Added Kyl, the Senate’s second-ranking Republican: “Just giving them $25 billion doesn’t change anything. It just puts off for six months or so the day of reckoning.”

Americans evince little support for a bailout of the ‘iron men’ of Detroit. They have no solidarity with an industry that needs to be re-organized because allegedly it can’t make a profit selling fuel efficient cars and has a very rich noncompetitive labor cost structure. This is after the decade long joy ride of gas guzzling SUVs for soccer moms produced a cash hoard estimated at over $100 billion, only to be squandered because Detroit didn’t listen to consumers.  On top of that there is the lush UAW legacy contracts for retirees who outnumber active union workers. The UAW legacy contracts for retiree health and retirement amount to additional cost of $3,500 per vehicle manufactured by the Big Three. To add insult to injury, UAW members are at the top of the blue collar wage scale.  Note
this comparison of average hourly wages paid:

Total Compensation per Hour, 2007-2008 (includes wages and all benefits):
Big Three automakers — $73.08
Toyota (US) — $48.00
All manufacturing workers — $28.48

Did UAW President Gettelfinger offer to curtail wage demands to assist in improving costs for Detroit auto makers caught in the throes of possible bankruptcy? Note this
CNN report:

The prospect of concessions from the union came up during a meeting involving executives of Detroit’s Big Three auto makers and Democratic Congressional lawmakers on Capitol Hill Thursday. But UAW President Ron Gettelfinger made clear that concessions were out of the question, union lobbyist Alan Reuther said in an interview with Dow Jones Newswires Friday.

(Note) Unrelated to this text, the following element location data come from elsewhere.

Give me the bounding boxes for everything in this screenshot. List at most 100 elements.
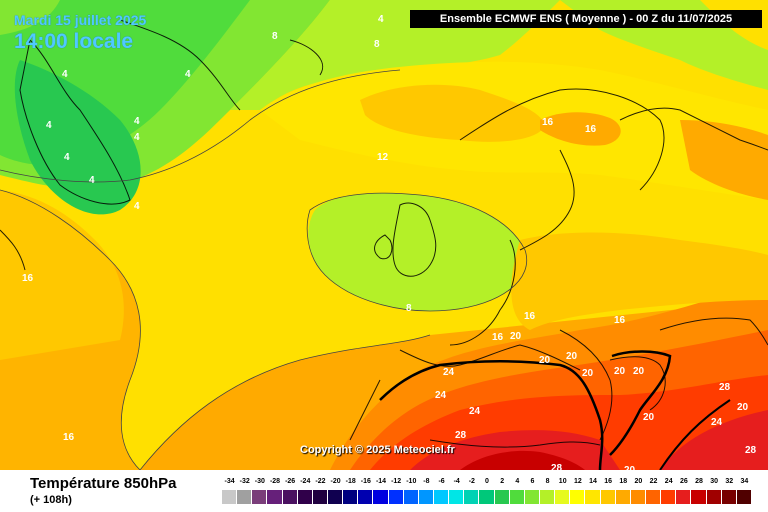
iso-label: 28 [551,463,563,470]
legend-swatch [388,490,404,504]
legend-label: -16 [360,478,371,485]
legend-label: -6 [438,478,445,485]
zone-scandi-16 [540,112,621,146]
legend-swatch [312,490,328,504]
legend-label: -24 [300,478,311,485]
legend-label: 2 [500,478,505,485]
legend-swatch [585,490,601,504]
iso-label: 16 [542,117,554,128]
legend-label: 0 [485,478,489,485]
legend-swatch [509,490,525,504]
lead-time: (+ 108h) [30,494,72,506]
legend-label: -26 [285,478,296,485]
iso-label: 24 [711,417,723,428]
iso-label: 20 [633,366,645,377]
iso-label: 16 [585,124,597,135]
legend-swatch [358,490,374,504]
legend-label: -30 [254,478,265,485]
iso-label: 24 [435,390,447,401]
legend-swatch [645,490,662,504]
legend-swatch [524,490,540,504]
legend-swatch [418,490,434,504]
iso-label: 4 [134,201,140,212]
iso-label: 20 [737,402,749,413]
legend-label: 4 [515,478,520,485]
legend-swatch [691,490,707,504]
zone-28 [460,450,585,470]
isotherm-24-west [379,360,604,470]
legend-label: 20 [634,478,643,485]
legend-label: -8 [423,478,430,485]
legend-label: 6 [530,478,535,485]
iso-label: 12 [377,152,389,163]
legend-swatch [343,490,359,504]
legend-label: 26 [679,478,688,485]
iso-label: 16 [614,315,626,326]
iso-label: 16 [63,432,75,443]
legend-label: -34 [224,478,235,485]
legend-swatch [539,490,556,504]
zone-north-sea-14 [360,84,545,142]
iso-label: 8 [374,39,380,50]
iso-label: 20 [566,351,578,362]
legend-swatch [297,490,313,504]
copyright-text: Copyright © 2025 Meteociel.fr [300,444,455,456]
iso-label: 24 [443,367,455,378]
legend-swatch [555,490,571,504]
legend-label: -22 [315,478,326,485]
legend-label: 24 [664,478,673,485]
iso-label: 4 [378,14,384,25]
color-legend: -34 -32 -30 -28 -26 -24 -22 -20 -18 -16 -14 -12 -10-… [222,478,752,508]
forecast-time: 14:00 locale [14,30,134,53]
iso-label: 20 [510,331,522,342]
legend-swatch [464,490,480,504]
legend-label: 32 [725,478,734,485]
iso-label: 20 [614,366,626,377]
iso-label: 4 [89,175,95,186]
legend-swatch [237,490,253,504]
legend-swatch [615,490,631,504]
iso-label: 4 [64,152,70,163]
legend-swatch [706,490,722,504]
legend-label: 30 [710,478,719,485]
iso-label: 28 [719,382,731,393]
iso-label: 4 [46,120,52,131]
legend-label: 16 [604,478,613,485]
legend-label: 34 [740,478,749,485]
legend-swatch [282,490,298,504]
iso-label: 8 [272,31,278,42]
forecast-date: Mardi 15 juillet 2025 [14,12,147,28]
zone-uk-8 [308,193,527,311]
legend-swatch [494,490,510,504]
legend-label: -20 [330,478,341,485]
legend-swatches [222,490,752,504]
legend-label: 22 [649,478,658,485]
legend-labels: -34 -32 -30 -28 -26 -24 -22 -20 -18 -16 -14 -12 -10-… [222,478,752,488]
iso-label: 28 [455,430,467,441]
legend-label: -18 [345,478,356,485]
legend-label: 28 [695,478,703,485]
iso-label: 24 [469,406,481,417]
legend-label: 8 [545,478,550,485]
iso-label: 16 [524,311,536,322]
zone-greenland-4 [14,60,141,215]
iso-label: 20 [624,465,636,470]
legend-swatch [267,490,283,504]
iso-label: 20 [539,355,551,366]
legend-swatch [327,490,344,504]
iso-label: 4 [62,69,68,80]
legend-label: -12 [391,478,402,485]
legend-label: -14 [375,478,387,485]
legend-swatch [570,490,586,504]
isotherm-24-east [609,350,672,456]
legend-swatch [403,490,419,504]
isotherm-labels: 8 4 8 4 4 4 4 4 4 4 4 16 16 12 16 8 16 2… [22,14,757,470]
legend-label: -10 [406,478,417,485]
legend-swatch [736,490,752,504]
iso-label: 16 [22,273,34,284]
iso-label: 8 [406,303,412,314]
model-run-banner: Ensemble ECMWF ENS ( Moyenne ) - 00 Z du… [410,10,762,28]
zone-ne-orange [680,120,768,200]
legend-swatch [600,490,616,504]
legend-label: 10 [558,478,567,485]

Nationalizing Detroit would cost us a pretty big penny and would entail putting in a czar to ‘order’ restructuring and cost savings.  Doesn’t work. Look at what the Brits did when they
bought by Volkswagen
A.G. in 1998.

We learned about the arrogance of the ‘iron men’ of Detroit with Chrysler corporation, via their ad agency at the time, Y&R International back in 1978, on the development of the independent buyout by private equity firm Cerberus in 2007, and the recent GM break off of merger discussions with Chrysler, LLC.
Honda, Toyota, Hyundai, Mitsubishi, Nissan, Subaru, BMW and Mercedes Benz who own auto manufacturing facilities in the US aren’t asking for a handout. They are making vehicles that Americans and the world buy. Foreign manufacturers are expanding operations in the US. Witness
a $2.9 billion plant being built by German giant Thyssen Krupp in Mobile, Alabama. This plant will produce cold rolled steel to supply foreign owned auto manufacturing facilities located in the South.

The floundering Big Three are trading on American patriotism by saying we need them to build American cars, when they are building cars globally and even making a profit in the EU and China, where they have to compete or die.  Moreover, components of the Detroit vehicles often come from Canada, Mexico, Asia and the EU.

What to do?  I think an inspired suggestion was made in a Wall Street Journal op Ed by Robert Hahn and Peter Passel,
Since a big fiscal-stimulus package for fighting the recession — some combination of tax cuts, extended unemployment compensation, infrastructure grants and assistance to states — is coming soon, why not stimulate consumers to buy cars? Why not offer eye-popping rebates — say, $3,000 — for a limited time to buyers of cars and light trucks? It would probably make sense to phase out rebates for the most expensive cars, and as a treaty obligation, it wouldn’t do to discriminate against foreign makes.